The Benin international had started the move when he collected Michael Turner’s header and nutmegged Bradley Johnson in the centre circle.
Sessègnon sprayed the ball to Campbell, who had peeled to the right wing.
Campbell headed for the byline and put in an excellent cross his diminutive striker partner nodded into the net.
Only 28 minutes were on the clock, but it looked like O’Neill’s unbeaten record at a ground his players so struggled at in 2011 was guaranteed for another couple of weeks.
Unbeaten on their travels since December 3, Norwich had until then provided little by way of threat.
It was the 13th minute before Simon Mignolet was called into action, making a good diving save from Grant Holt Steve Morison had flicked Kyle Naughton’s free-kick to his strike partner.
The Welshman was first to the saved ball, but hit it into a defender.
Sunderland had been into their stride much earlier, Campbell having his first shot at goal after 42 seconds. A big deflection made it comfortable for John Ruddy, but it was a statement of intent from the forward.
Four minutes later his faint glance on a James McClean corner was also kept out by the keeper.
Larsson dragged a shot wide after Sessègnon had wriggled into the space to find him.
Out of the blue Campbell’s extraordinary goal may have been, but not against the run of play.

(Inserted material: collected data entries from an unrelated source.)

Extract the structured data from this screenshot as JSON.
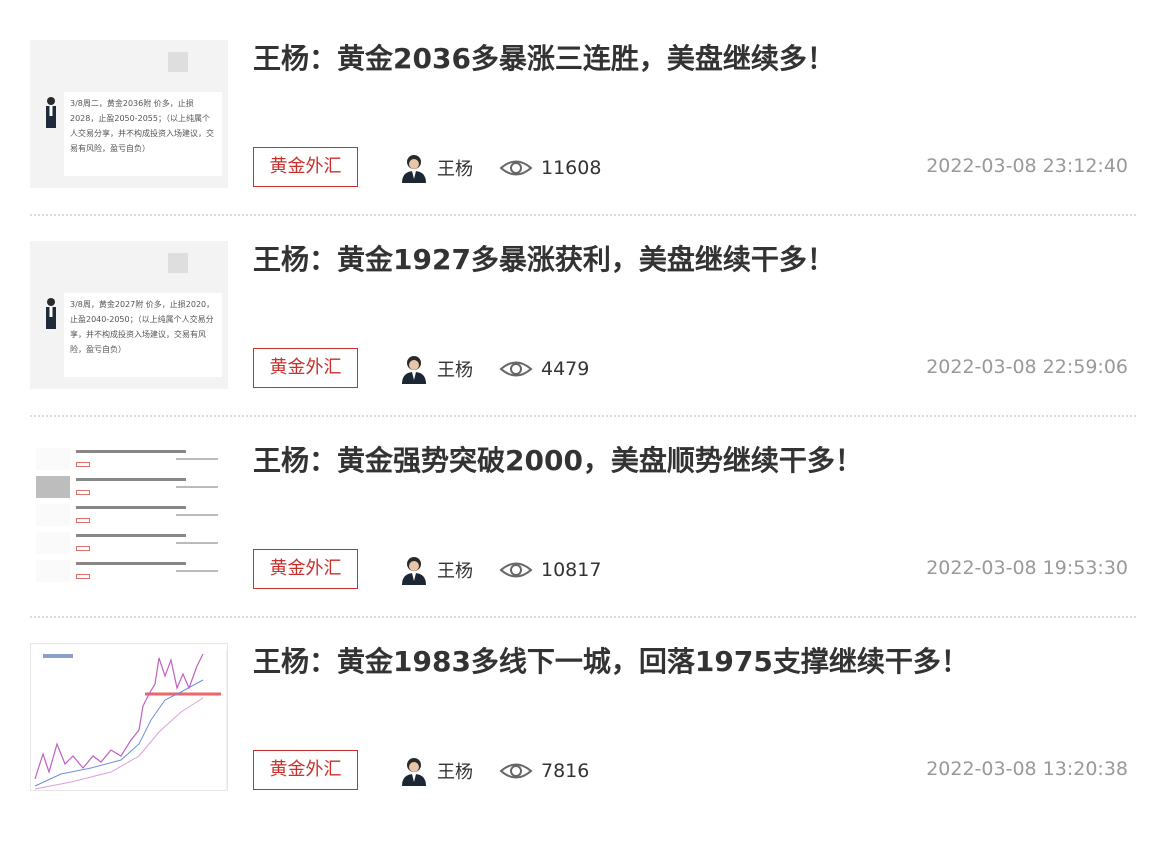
{
  "articles": [
    {
      "title": "王杨：黄金2036多暴涨三连胜，美盘继续多！",
      "tag": "黄金外汇",
      "author": "王杨",
      "views": "11608",
      "time": "2022-03-08 23:12:40",
      "thumb_text": "3/8周二，黄金2036附 价多，止损2028，止盈2050-2055；（以上纯属个人交易分享，并不构成投资入场建议，交易有风险，盈亏自负）"
    },
    {
      "title": "王杨：黄金1927多暴涨获利，美盘继续干多！",
      "tag": "黄金外汇",
      "author": "王杨",
      "views": "4479",
      "time": "2022-03-08 22:59:06",
      "thumb_text": "3/8周，黄金2027附 价多，止损2020，止盈2040-2050；（以上纯属个人交易分享，并不构成投资入场建议，交易有风险，盈亏自负）"
    },
    {
      "title": "王杨：黄金强势突破2000，美盘顺势继续干多！",
      "tag": "黄金外汇",
      "author": "王杨",
      "views": "10817",
      "time": "2022-03-08 19:53:30"
    },
    {
      "title": "王杨：黄金1983多线下一城，回落1975支撑继续干多！",
      "tag": "黄金外汇",
      "author": "王杨",
      "views": "7816",
      "time": "2022-03-08 13:20:38"
    }
  ],
  "icons": {
    "avatar": "avatar-icon",
    "views": "eye-icon"
  },
  "colors": {
    "tag": "#c9302c",
    "title": "#333333",
    "time": "#999999"
  }
}
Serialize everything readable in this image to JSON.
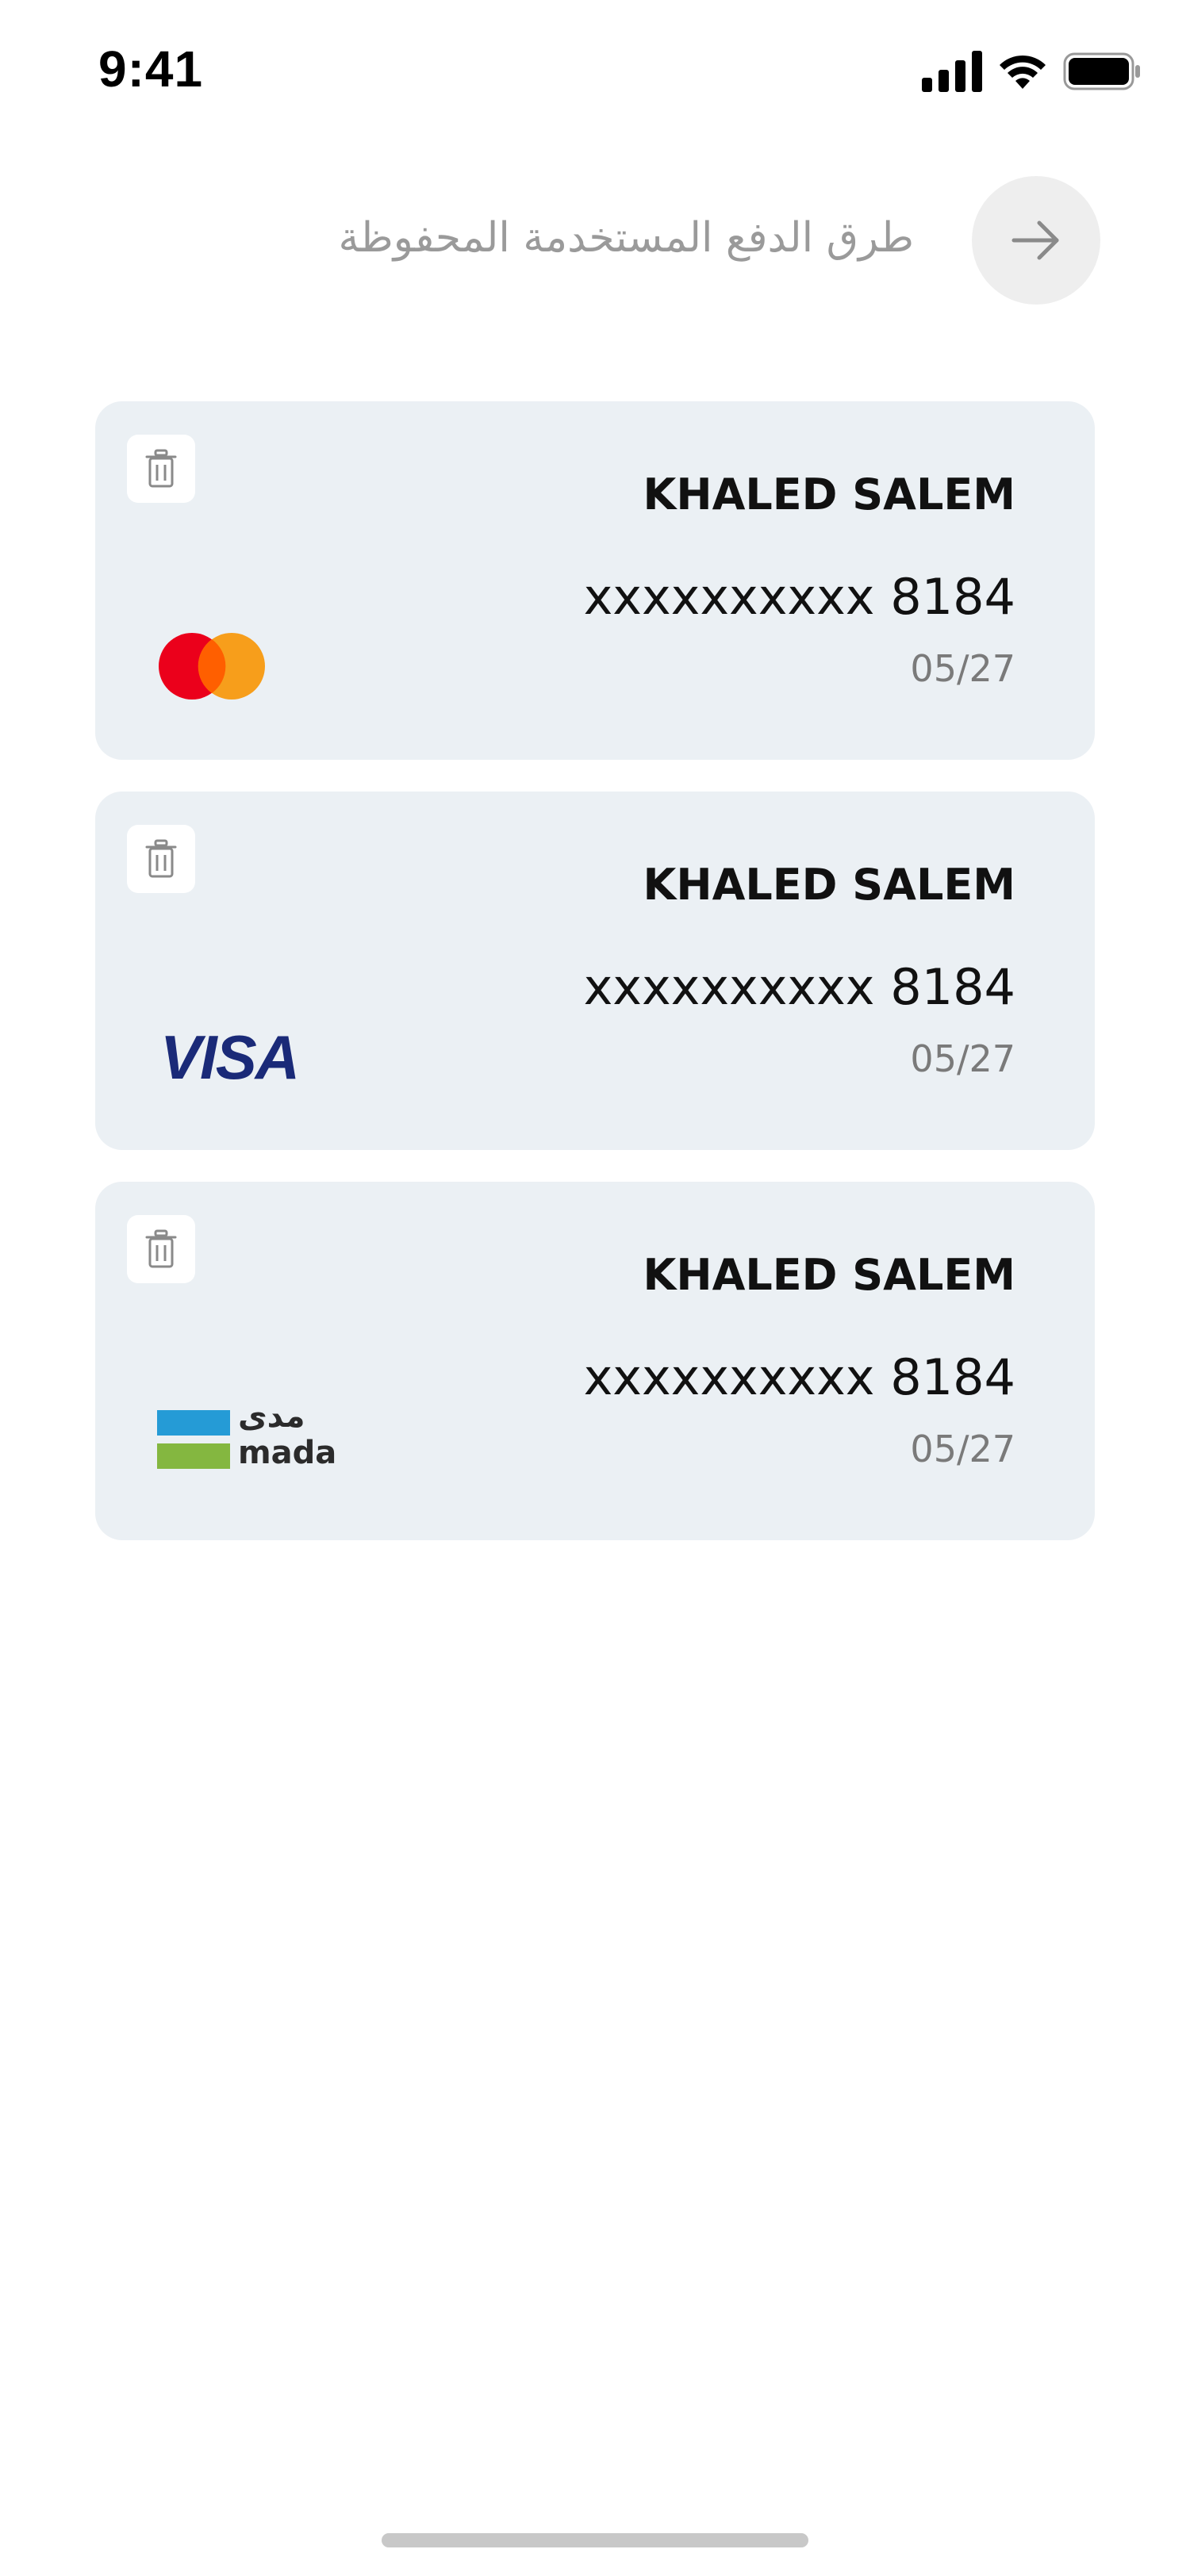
{
  "status_bar": {
    "time": "9:41"
  },
  "header": {
    "title": "طرق الدفع المستخدمة المحفوظة",
    "back_icon": "arrow-right-icon"
  },
  "cards": [
    {
      "holder": "KHALED SALEM",
      "number": "xxxxxxxxxx 8184",
      "expiry": "05/27",
      "brand": "mastercard"
    },
    {
      "holder": "KHALED SALEM",
      "number": "xxxxxxxxxx 8184",
      "expiry": "05/27",
      "brand": "visa",
      "brand_text": "VISA"
    },
    {
      "holder": "KHALED SALEM",
      "number": "xxxxxxxxxx 8184",
      "expiry": "05/27",
      "brand": "mada",
      "brand_text_arabic": "مدى",
      "brand_text": "mada"
    }
  ],
  "colors": {
    "card_background": "#ebf0f4",
    "title_text": "#9a9a9a",
    "expiry_text": "#7a7a7a",
    "visa_blue": "#1a2a78",
    "mastercard_red": "#eb001b",
    "mastercard_orange": "#f79e1b",
    "mada_blue": "#259bd6",
    "mada_green": "#84b740"
  }
}
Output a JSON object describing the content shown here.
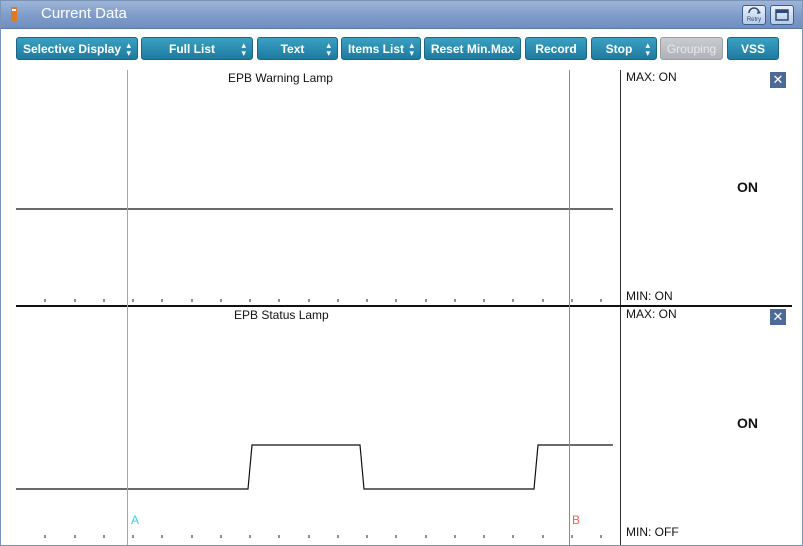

Paul Lambert might be known as “Mini Martin”, but he was unable to match his mentor’s motivational skills during a half-time interval which did nothing to alter the flow of the game.
Five minutes after the restart Ruddy was in action again, saving low from Gardner.
At times towards the end of Steve Bruce’s reign, Sunderland had looked almost scared to perform in front of their own fans, but with the comfortable cushion of two goals and no discernable threat from the Canaries, they were pushing and running with the best of them. Ten minutes into the half Phil Bardsley played the ball to Gardner, and got it back via Larsson.
The full-back’s drilled cross hit Daniel Ayala and spooned into the net. “The third goal credited to Phil Bardsley” the PA said, playing diplomatically to the crowd.
The celebration matched the goal, Bardsley tripping as he headed for the corner flag.
It allowed the South West corner to run through its full repertoire of songs, imploring O’Neill (successfully) and television pundit Kevin Phillips (less so) to give them a wave, and for the Wearsiders to continue playing their football.
Campbell was a fraction away from a second on the hour.
Sessègnon’s pass to Larsson looked overhit but the Swede made the most of it.
Campbell was a fraction late on his low cross. Well, you can’t expect miracles.
Soon Campbell was taking his leave to a deserved ovation, Sunderland having survived a Morison header only marginally the wrong side of Mignolet’s goal.
While inevitably Norwich had a couple of late pot-shots, O’Neill could do as he please.
After 74 minutes Campbell got the rest and the ovation he deserved and with eight left Wayne Bridge – almost as much of a stranger to first-team football as Campbell – got a run-out.